SUGAR is more addictive than cocaine and heroin, author Sarah Wilson says.
Ms Wilson, who wrote the bestseller I Quit Sugar, said the sweet stuff was a "seductive toxin".
"The science is rolling in to show a lot of diseases and obesity are linked to sugar consumption," said Ms Wilson, who will appear at the Living Smart Festival in Lake Macquarie tomorrow.
The Hunter Region is among the nation's fattest, with about 373,000 overweight or obese adults, national health research found.
More than two in three people living in the Hunter weigh too much.
Health experts say that sugar, salt and fat are the major culprits in this epidemic.
University of Newcastle Senior Lecturer in Nutrition and Dietetics Tracy Burrows said there was "emerging evidence to support that some foods might have addictive qualities", adding that sugar addiction was not scientifically proven.
"A lot of the addiction research for sugar has been done in animals," Dr Burrows, who is researching food addiction, said.
"But there's definitely people who feel they do have an addiction to food."
Research showed that "some susceptible individuals" displayed withdrawal symptoms, similar to coming off drugs, from cutting out foods they love, Dr Burrows said.
Dr Burrows plans to conduct research to profile which foods are addictive.
She will put people into an MRI scanner and examine what happens to their brains when they consume foods they feel are addictive to them.
University of Newcastle Professor in Nutrition and Dietetics Clare Collins said eating sugar was not the same as drug addiction, otherwise "we'd all have to check ourselves in" to rehab.
"We know lots of Australians could really lift their game on eating better," Dr Collins said.
"The latest Australian health survey results show, in general, more than a third of our kilojoules come from junk foods," she said.
"That's way too high."
The Australian Dietary Guidelines advise people to: "Limit intake of foods and drinks containing added sugars, such as confectionary, sugar-sweetened soft drinks and cordials, fruit drinks, vitamin waters, energy and sports drinks".
Ms Wilson said the sugar problem was comparable to "the tobacco situation 50 years ago".
"Vested interests are spending a lot of money lobbying and propping up health institutions, so health guidelines for sugar are not changed," Ms Wilson said.
"Governments and health bodies are not going to be amending health guidelines in a hurry."

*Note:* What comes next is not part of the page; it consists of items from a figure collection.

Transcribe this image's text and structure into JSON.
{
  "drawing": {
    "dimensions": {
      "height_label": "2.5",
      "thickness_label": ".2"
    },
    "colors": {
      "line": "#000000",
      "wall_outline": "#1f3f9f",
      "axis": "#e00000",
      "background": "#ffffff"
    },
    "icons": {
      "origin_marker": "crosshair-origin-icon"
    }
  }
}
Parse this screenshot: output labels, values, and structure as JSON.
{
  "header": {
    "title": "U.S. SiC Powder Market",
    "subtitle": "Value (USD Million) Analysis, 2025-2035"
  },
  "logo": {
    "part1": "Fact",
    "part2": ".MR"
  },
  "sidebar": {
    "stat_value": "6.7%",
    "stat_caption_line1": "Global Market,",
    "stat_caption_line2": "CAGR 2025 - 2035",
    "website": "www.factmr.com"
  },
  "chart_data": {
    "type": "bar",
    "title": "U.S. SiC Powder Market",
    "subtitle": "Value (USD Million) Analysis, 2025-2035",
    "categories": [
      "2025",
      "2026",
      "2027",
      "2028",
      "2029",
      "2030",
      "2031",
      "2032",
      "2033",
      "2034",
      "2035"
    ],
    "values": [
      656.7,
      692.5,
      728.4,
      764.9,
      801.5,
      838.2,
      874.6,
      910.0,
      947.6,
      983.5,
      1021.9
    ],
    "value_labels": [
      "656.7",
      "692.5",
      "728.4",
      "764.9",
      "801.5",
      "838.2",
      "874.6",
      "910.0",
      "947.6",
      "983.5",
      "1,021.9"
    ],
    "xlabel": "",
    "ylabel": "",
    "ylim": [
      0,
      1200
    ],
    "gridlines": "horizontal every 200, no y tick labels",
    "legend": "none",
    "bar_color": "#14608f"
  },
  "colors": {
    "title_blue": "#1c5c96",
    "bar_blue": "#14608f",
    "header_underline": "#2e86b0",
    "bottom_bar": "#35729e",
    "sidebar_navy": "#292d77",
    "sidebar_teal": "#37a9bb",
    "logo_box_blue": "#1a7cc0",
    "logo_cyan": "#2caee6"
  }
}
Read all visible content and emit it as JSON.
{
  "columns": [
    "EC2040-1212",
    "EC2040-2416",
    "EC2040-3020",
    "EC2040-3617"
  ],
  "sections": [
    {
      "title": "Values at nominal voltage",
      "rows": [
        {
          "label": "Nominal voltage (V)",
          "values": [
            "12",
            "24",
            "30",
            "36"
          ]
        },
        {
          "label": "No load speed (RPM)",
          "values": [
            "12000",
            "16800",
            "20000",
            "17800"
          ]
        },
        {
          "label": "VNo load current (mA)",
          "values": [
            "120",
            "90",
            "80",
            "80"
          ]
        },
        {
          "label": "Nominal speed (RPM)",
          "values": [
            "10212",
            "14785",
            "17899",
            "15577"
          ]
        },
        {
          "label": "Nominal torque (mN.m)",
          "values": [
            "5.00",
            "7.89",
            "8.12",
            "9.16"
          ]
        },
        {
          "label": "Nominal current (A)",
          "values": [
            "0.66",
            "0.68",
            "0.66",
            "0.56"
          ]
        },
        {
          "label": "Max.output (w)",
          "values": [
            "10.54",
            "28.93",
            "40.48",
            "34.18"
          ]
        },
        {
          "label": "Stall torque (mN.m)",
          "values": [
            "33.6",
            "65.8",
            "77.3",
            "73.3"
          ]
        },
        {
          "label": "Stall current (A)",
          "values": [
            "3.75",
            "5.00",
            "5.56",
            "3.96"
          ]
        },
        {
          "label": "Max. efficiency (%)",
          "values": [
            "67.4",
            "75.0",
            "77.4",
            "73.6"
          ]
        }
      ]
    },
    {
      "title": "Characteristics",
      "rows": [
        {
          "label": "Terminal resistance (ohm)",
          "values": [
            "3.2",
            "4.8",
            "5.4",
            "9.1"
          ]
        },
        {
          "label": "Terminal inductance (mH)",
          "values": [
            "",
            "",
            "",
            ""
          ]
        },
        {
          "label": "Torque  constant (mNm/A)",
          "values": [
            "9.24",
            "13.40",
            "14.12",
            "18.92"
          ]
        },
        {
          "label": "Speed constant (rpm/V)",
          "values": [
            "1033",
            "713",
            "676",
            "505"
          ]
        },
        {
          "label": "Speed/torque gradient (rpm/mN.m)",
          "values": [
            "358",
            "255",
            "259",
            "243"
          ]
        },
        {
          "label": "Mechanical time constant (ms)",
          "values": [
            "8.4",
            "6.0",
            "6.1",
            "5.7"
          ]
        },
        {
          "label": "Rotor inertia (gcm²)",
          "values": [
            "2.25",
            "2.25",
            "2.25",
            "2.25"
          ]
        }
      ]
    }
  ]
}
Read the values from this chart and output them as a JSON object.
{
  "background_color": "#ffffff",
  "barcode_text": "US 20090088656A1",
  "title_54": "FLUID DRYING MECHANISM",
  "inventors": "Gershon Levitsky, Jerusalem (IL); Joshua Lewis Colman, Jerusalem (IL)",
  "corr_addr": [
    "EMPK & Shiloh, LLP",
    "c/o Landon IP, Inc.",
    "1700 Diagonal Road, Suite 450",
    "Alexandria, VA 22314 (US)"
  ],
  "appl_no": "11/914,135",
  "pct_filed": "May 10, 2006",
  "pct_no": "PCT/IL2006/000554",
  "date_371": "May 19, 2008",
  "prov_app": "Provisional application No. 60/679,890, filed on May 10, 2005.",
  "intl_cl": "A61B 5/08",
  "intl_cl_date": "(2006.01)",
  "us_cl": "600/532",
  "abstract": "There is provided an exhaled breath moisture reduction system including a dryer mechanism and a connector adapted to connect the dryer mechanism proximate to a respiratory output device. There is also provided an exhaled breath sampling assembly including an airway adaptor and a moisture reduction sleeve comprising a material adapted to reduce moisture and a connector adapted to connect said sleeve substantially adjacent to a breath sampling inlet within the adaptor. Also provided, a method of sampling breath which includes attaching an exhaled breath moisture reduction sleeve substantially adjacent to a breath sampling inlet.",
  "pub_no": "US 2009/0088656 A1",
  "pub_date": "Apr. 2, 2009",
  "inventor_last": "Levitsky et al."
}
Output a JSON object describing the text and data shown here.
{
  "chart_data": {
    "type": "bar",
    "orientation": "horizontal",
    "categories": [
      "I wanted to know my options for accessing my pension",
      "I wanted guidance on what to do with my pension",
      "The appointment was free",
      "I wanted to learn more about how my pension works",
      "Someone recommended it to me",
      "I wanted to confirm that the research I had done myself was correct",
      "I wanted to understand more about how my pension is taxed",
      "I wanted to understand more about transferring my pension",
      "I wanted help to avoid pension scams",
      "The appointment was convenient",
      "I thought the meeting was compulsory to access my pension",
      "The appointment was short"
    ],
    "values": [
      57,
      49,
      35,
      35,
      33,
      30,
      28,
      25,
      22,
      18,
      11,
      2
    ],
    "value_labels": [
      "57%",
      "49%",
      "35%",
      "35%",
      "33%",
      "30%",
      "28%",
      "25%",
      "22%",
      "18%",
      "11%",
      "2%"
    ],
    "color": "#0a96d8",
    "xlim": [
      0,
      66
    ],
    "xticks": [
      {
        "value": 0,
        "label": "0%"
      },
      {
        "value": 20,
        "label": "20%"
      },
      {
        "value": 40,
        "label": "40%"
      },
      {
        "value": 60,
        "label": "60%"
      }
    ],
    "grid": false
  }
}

She said her book was called I Quit Sugar, "not you must quit sugar", and advised people to "experiment and try it for yourself".
"See if it makes a difference to your mood, energy levels and skin," she said.
"Within eight weeks, people will find a discernible difference in their cholesterol, blood pressure and blood sugar levels."
Dr Collins said excess weight gain "comes from eating excess anything".
"It's the weight gain, not eating sugar, that's leading to nasty diseases," she said.
However, she said "sugar, fat and salt are all bad guys hanging out together".
She said the tobacco comparison was a good one.
"It would help if the food regulatory system created a disincentive for all these tasty treats we don't seem to be able to get enough of.
"We can solve this if we really want to but it takes a mix of public health approaches - limiting supply and raising awareness that too much of any food leads to obesity.
"We're not doing a very good job on that."